The incomplete tunnel is 1635 m long, 1.95 m at its maximum height and 2.1 m wide. It runs through bedrock at a depth of about 73 m below ground. It was apparently designed for a surprise attack on Seoul from North Korea, and could, according to visitor information in the tunnel, accommodate 30,000 men per hour along with light weaponry. Upon discovery of the third tunnel, the United Nations Command accused North Korea of threatening the 1953 Korean Armistice Agreement signed at the end of the Korean War. Its description as a "tunnel of aggression" was given by South Korea, who considered it an act of aggression on the part of North Korea.

Initially, North Korea denied building the tunnel. North Korea then declared it part of a coal mine, the tunnel having been blackened by construction explosions. Signs in the tunnel claim that there is no geological likelihood of coal being in the area. The walls of the tunnel where tourists are taken are observably granite, a stone of igneous origin, whereas coal would be found in stone of sedimentary origin.

A total of four tunnels have been discovered so far, but there are believed to be up to twenty more. The South Korean Armed Forces still devotes specialist resources to finding infiltration tunnels, though tunnels are much less significant now that North Korean long-range artillery and missiles have become more effective.

==Tourist site==
The tunnel is now a tourist site, though still well guarded.

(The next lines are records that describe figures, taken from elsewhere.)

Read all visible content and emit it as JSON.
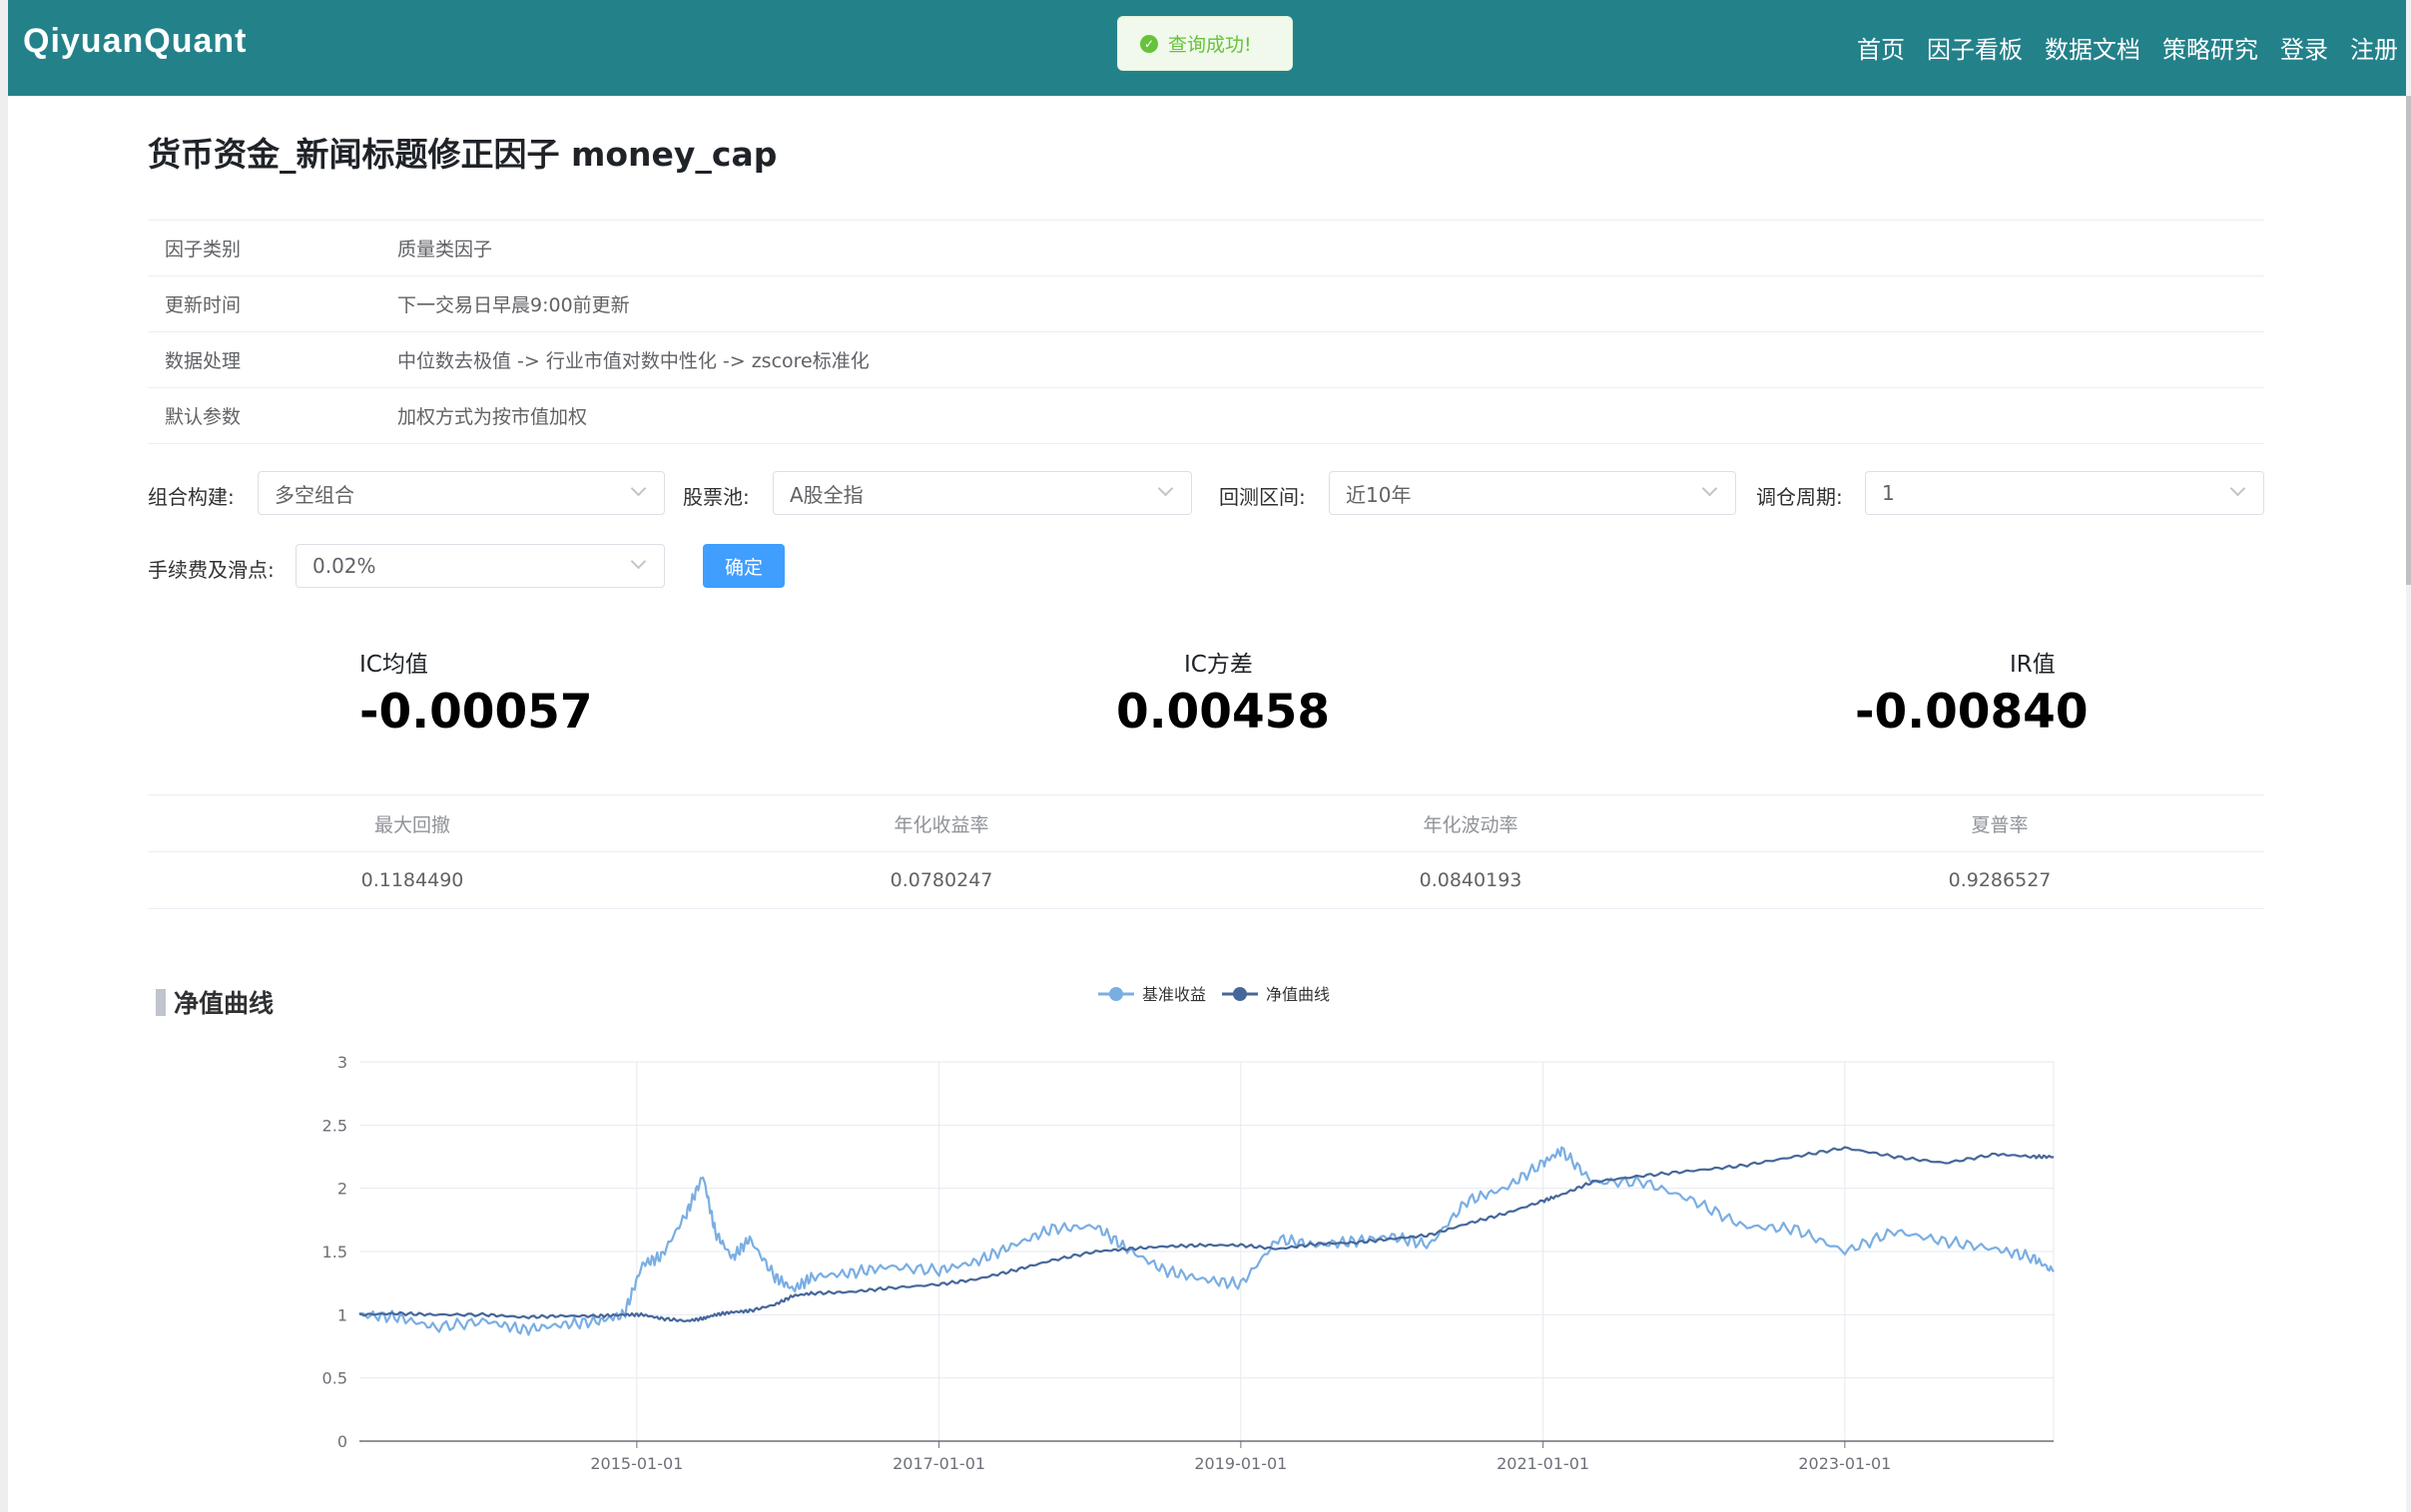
{
  "header": {
    "brand": "QiyuanQuant",
    "nav": [
      "首页",
      "因子看板",
      "数据文档",
      "策略研究",
      "登录",
      "注册"
    ]
  },
  "toast": {
    "icon": "success-check-icon",
    "text": "查询成功!"
  },
  "page_title": "货币资金_新闻标题修正因子 money_cap",
  "info": [
    {
      "key": "因子类别",
      "value": "质量类因子"
    },
    {
      "key": "更新时间",
      "value": "下一交易日早晨9:00前更新"
    },
    {
      "key": "数据处理",
      "value": "中位数去极值 -> 行业市值对数中性化 -> zscore标准化"
    },
    {
      "key": "默认参数",
      "value": "加权方式为按市值加权"
    }
  ],
  "form": {
    "portfolio_label": "组合构建:",
    "portfolio_value": "多空组合",
    "pool_label": "股票池:",
    "pool_value": "A股全指",
    "period_label": "回测区间:",
    "period_value": "近10年",
    "rebalance_label": "调仓周期:",
    "rebalance_value": "1",
    "fee_label": "手续费及滑点:",
    "fee_value": "0.02%",
    "confirm": "确定"
  },
  "stats": [
    {
      "label": "IC均值",
      "value": "-0.00057"
    },
    {
      "label": "IC方差",
      "value": "0.00458"
    },
    {
      "label": "IR值",
      "value": "-0.00840"
    }
  ],
  "metrics": {
    "headers": [
      "最大回撤",
      "年化收益率",
      "年化波动率",
      "夏普率"
    ],
    "values": [
      "0.1184490",
      "0.0780247",
      "0.0840193",
      "0.9286527"
    ]
  },
  "chart_title": "净值曲线",
  "colors": {
    "brand": "#23818a",
    "primary": "#409eff",
    "success": "#67c23a",
    "benchmark": "#7aaee3",
    "nav": "#46679a"
  },
  "chart_data": {
    "type": "line",
    "legend_position": "top",
    "grid": true,
    "ylim": [
      0,
      3
    ],
    "yticks": [
      "0",
      "0.5",
      "1",
      "1.5",
      "2",
      "2.5",
      "3"
    ],
    "xticks": [
      "2015-01-01",
      "2017-01-01",
      "2019-01-01",
      "2021-01-01",
      "2023-01-01"
    ],
    "x": [
      "2013-03-01",
      "2013-06-01",
      "2013-09-01",
      "2014-01-01",
      "2014-04-01",
      "2014-07-01",
      "2014-10-01",
      "2014-12-01",
      "2015-01-15",
      "2015-03-01",
      "2015-05-01",
      "2015-06-10",
      "2015-07-10",
      "2015-08-20",
      "2015-10-01",
      "2015-12-01",
      "2016-01-15",
      "2016-03-01",
      "2016-06-01",
      "2016-09-01",
      "2017-01-01",
      "2017-04-01",
      "2017-07-01",
      "2017-10-01",
      "2018-01-15",
      "2018-04-01",
      "2018-07-01",
      "2018-10-01",
      "2019-01-01",
      "2019-04-01",
      "2019-07-01",
      "2019-10-01",
      "2020-01-01",
      "2020-04-01",
      "2020-07-01",
      "2020-10-01",
      "2021-01-01",
      "2021-02-15",
      "2021-05-01",
      "2021-09-01",
      "2022-01-01",
      "2022-05-01",
      "2022-09-01",
      "2023-01-01",
      "2023-05-01",
      "2023-09-01",
      "2024-01-01",
      "2024-04-01",
      "2024-05-20"
    ],
    "series": [
      {
        "name": "基准收益",
        "values": [
          1.0,
          0.98,
          0.9,
          0.95,
          0.88,
          0.92,
          0.95,
          1.0,
          1.4,
          1.46,
          1.8,
          2.1,
          1.65,
          1.45,
          1.6,
          1.3,
          1.2,
          1.3,
          1.33,
          1.38,
          1.35,
          1.42,
          1.55,
          1.68,
          1.7,
          1.52,
          1.35,
          1.28,
          1.24,
          1.6,
          1.55,
          1.58,
          1.62,
          1.55,
          1.9,
          2.0,
          2.2,
          2.3,
          2.05,
          2.05,
          1.9,
          1.7,
          1.68,
          1.5,
          1.66,
          1.58,
          1.52,
          1.45,
          1.34
        ]
      },
      {
        "name": "净值曲线",
        "values": [
          1.0,
          1.01,
          1.0,
          1.0,
          0.98,
          0.99,
          0.99,
          1.0,
          1.0,
          0.97,
          0.95,
          0.97,
          1.0,
          1.02,
          1.03,
          1.08,
          1.15,
          1.17,
          1.18,
          1.21,
          1.24,
          1.28,
          1.35,
          1.43,
          1.5,
          1.52,
          1.54,
          1.55,
          1.55,
          1.52,
          1.56,
          1.57,
          1.6,
          1.63,
          1.72,
          1.8,
          1.9,
          1.95,
          2.05,
          2.1,
          2.14,
          2.18,
          2.25,
          2.32,
          2.25,
          2.2,
          2.27,
          2.25,
          2.25
        ]
      }
    ]
  }
}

Visitors enter either by walking down a long steep incline that starts in a lobby with a gift shop or via a rubber-tyred train that contains a driver at the front or the back (depending on the direction as there is only one set of rails) and padded seats facing forward and backwards in rows for up to three passengers each. Photography is forbidden within the tunnel. The South Koreans have blocked the actual Military Demarcation Line in the tunnel with three concrete barricades. Tourists can walk as far as the third barricade, and the second barricade is visible through a small window in the third.